Stiffness in the shoulder can be the result of the diagnoses described above, such as impingement syndrome, calcific tendinitis, shoulder instability, or rotator cuff rupture.
Most frequently, however, “frozen shoulder” appears as an independent diagnosis. The cause has been attributed to endogenous factors like hormonal changes (menopause) or ailments like diabetes and thyroid disease. The capsule progressively shrinks, with increasing and usually very painful limitation on movement. In all cases long-term conservative treatment (physical therapy, medications) should be tried extensively. If this treatment should turn out to be unsuccessful, the shoulder can be operated on.

Operative technique
The joint is gently stretched under arthroscopy. In particularly recalcitrant cases, the capsule can be split and a partial removal of the joint membrane (synovectomy) may be necessary.

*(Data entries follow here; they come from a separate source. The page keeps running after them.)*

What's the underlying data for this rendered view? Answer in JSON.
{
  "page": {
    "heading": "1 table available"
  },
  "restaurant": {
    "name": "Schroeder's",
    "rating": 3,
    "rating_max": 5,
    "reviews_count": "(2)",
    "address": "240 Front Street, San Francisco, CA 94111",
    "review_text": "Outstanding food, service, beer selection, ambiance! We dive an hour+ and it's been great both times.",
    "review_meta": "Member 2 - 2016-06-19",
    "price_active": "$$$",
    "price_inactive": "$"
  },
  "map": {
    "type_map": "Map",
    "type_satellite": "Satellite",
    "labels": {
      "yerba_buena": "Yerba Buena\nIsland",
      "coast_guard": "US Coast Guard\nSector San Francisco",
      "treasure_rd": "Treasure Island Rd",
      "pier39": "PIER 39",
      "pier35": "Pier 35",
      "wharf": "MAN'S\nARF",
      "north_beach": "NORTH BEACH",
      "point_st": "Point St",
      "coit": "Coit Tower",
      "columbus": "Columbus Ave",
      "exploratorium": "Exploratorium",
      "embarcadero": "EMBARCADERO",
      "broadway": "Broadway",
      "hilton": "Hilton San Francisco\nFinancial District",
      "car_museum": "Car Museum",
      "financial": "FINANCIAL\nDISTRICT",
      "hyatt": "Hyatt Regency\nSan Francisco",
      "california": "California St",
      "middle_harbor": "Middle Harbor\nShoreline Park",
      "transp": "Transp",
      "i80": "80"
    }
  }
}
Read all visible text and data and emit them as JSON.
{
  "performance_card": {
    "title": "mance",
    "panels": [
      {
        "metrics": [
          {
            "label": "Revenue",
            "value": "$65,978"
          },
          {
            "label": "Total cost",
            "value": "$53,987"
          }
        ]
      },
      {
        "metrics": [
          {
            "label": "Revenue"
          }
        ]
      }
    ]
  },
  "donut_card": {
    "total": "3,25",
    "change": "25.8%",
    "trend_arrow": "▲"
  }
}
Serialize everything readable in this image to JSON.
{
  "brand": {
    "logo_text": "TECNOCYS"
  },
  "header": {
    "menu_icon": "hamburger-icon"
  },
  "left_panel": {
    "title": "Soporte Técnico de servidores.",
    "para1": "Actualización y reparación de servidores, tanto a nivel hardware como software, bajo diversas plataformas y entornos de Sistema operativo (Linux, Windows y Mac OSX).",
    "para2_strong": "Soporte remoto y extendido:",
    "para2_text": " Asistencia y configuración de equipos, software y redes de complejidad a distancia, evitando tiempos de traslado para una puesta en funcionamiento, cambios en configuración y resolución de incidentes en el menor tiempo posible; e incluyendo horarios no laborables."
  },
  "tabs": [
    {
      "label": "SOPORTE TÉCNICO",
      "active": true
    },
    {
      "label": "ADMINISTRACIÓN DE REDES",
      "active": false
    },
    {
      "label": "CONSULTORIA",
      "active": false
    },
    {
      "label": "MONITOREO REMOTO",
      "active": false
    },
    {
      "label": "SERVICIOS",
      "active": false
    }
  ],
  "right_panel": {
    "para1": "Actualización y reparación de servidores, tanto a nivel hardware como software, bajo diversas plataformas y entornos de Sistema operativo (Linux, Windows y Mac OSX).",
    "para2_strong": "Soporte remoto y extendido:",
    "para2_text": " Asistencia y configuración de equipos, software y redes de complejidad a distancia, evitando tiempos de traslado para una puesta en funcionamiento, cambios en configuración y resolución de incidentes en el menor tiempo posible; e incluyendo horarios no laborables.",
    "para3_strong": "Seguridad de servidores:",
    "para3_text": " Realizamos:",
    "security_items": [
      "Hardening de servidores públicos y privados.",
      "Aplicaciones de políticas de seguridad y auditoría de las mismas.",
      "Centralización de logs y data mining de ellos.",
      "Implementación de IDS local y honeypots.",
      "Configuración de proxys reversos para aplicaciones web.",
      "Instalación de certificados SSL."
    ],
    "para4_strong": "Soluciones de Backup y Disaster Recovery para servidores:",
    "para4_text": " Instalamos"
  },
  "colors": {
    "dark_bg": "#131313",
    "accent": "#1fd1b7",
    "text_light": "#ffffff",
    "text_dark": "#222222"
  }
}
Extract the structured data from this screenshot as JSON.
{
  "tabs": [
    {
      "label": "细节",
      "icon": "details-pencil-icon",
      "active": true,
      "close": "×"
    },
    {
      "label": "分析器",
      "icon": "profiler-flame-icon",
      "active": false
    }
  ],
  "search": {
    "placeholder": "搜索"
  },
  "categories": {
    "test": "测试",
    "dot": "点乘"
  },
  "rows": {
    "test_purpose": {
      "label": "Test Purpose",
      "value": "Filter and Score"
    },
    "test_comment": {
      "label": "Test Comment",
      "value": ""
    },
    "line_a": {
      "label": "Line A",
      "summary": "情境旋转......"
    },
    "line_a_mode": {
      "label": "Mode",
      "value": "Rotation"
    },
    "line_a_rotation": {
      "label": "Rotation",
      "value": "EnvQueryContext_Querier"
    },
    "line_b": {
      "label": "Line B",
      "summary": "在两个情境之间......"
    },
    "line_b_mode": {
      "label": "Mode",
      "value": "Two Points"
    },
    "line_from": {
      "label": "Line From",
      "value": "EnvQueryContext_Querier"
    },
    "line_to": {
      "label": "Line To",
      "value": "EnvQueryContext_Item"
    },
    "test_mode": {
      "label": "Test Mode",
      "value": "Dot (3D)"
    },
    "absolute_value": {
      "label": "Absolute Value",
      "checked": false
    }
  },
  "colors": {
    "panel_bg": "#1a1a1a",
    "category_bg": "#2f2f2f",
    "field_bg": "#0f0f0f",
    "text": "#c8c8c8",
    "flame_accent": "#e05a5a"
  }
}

Rehabilitation after shoulder operations is estimated to take about 3 to 4 months. Post-operative treatment calls for early functioning, without a long period of immobilization of the arm. As early as the day of the operation, we begin with gentle mobilization in order to avoid clumping in the joint. The patient must carry out the post-operative treatment in a disciplined fashion in order to achieve good functional results and freedom from pain. In some cases, we also use a motorized splint for passive movement of the shoulder. Taking medications to reduce inflammation is often necessary.